Schon 1928 gewann Lina Radke in Dassler-Schuhen in Amsterdam Olympia-Gold über 800 Meter. Es sollten unzählige weitere folgen. In Herzogenaurach ist man überzeugt, dass erst die Konkurrenz am selben Ort den Erfolg der beiden Global Player möglich gemacht hat.
Adidas nahm einen kometenhaften Aufstieg. Heute beschäftigt das Unternehmen 59.000 Menschen auf allen fünf Kontinenten und setzte im vergangenen Jahr weit über 21 Milliarden Euro um. Viele Zufälle halfen. Dass die drei Riemen an der Seite, die der gelernte Bäcker und spätere Schuster Dassler seinen Schuhen zur seitlichen Stabilisierung des Fußes verpasste, später zu einem ikonischen Markensymbol reifen würden, hatte er wohl nicht ahnen können.
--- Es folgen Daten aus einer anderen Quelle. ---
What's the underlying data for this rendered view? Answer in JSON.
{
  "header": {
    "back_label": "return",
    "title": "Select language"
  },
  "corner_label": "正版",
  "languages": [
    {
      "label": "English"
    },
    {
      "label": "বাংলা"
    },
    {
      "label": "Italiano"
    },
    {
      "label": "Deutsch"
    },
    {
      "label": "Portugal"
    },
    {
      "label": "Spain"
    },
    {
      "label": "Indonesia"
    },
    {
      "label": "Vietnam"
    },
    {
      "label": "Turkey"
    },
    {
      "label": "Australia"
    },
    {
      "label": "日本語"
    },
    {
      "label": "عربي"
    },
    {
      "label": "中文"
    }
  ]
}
Parade-Unternehmer Dassler
Es waren aber auch die Hartnäckigkeit und der Fleiß des Nachkriegsunternehmers Dassler, die Adidas groß machten. Als die deutsche Fußball-Nationalmannschaft 1954 das legendäre „Wunder von Bern“ vollbrachte, saß Dassler selbst mit in der Kabine und kontrollierte den Sitz der neuartigen Schraubstollen, die Helmut Rahn und Co bei „Fritz-Walter-Wetter“ zum Endspielsieg über den Favoriten Ungarn verhalfen.
Wie kaum ein anderer Hersteller hat es Adidas geschafft, Produkte hervorzubringen, die den Zeitgeist ganzer Generationen mitprägten. Freddie Mercury trug beim legendären Band-Aid-Konzert in London Wrestling-Schuhe mit den drei Streifen. Madonna trat in Adidas-Stiefeln auf. Schuhe wie der „Handball Spezial“ oder der auf der Retro-Welle wiedergeborene „Stan Smith“ sprengten die Grenzen der ihnen eigentlich zugedachten Sportarten.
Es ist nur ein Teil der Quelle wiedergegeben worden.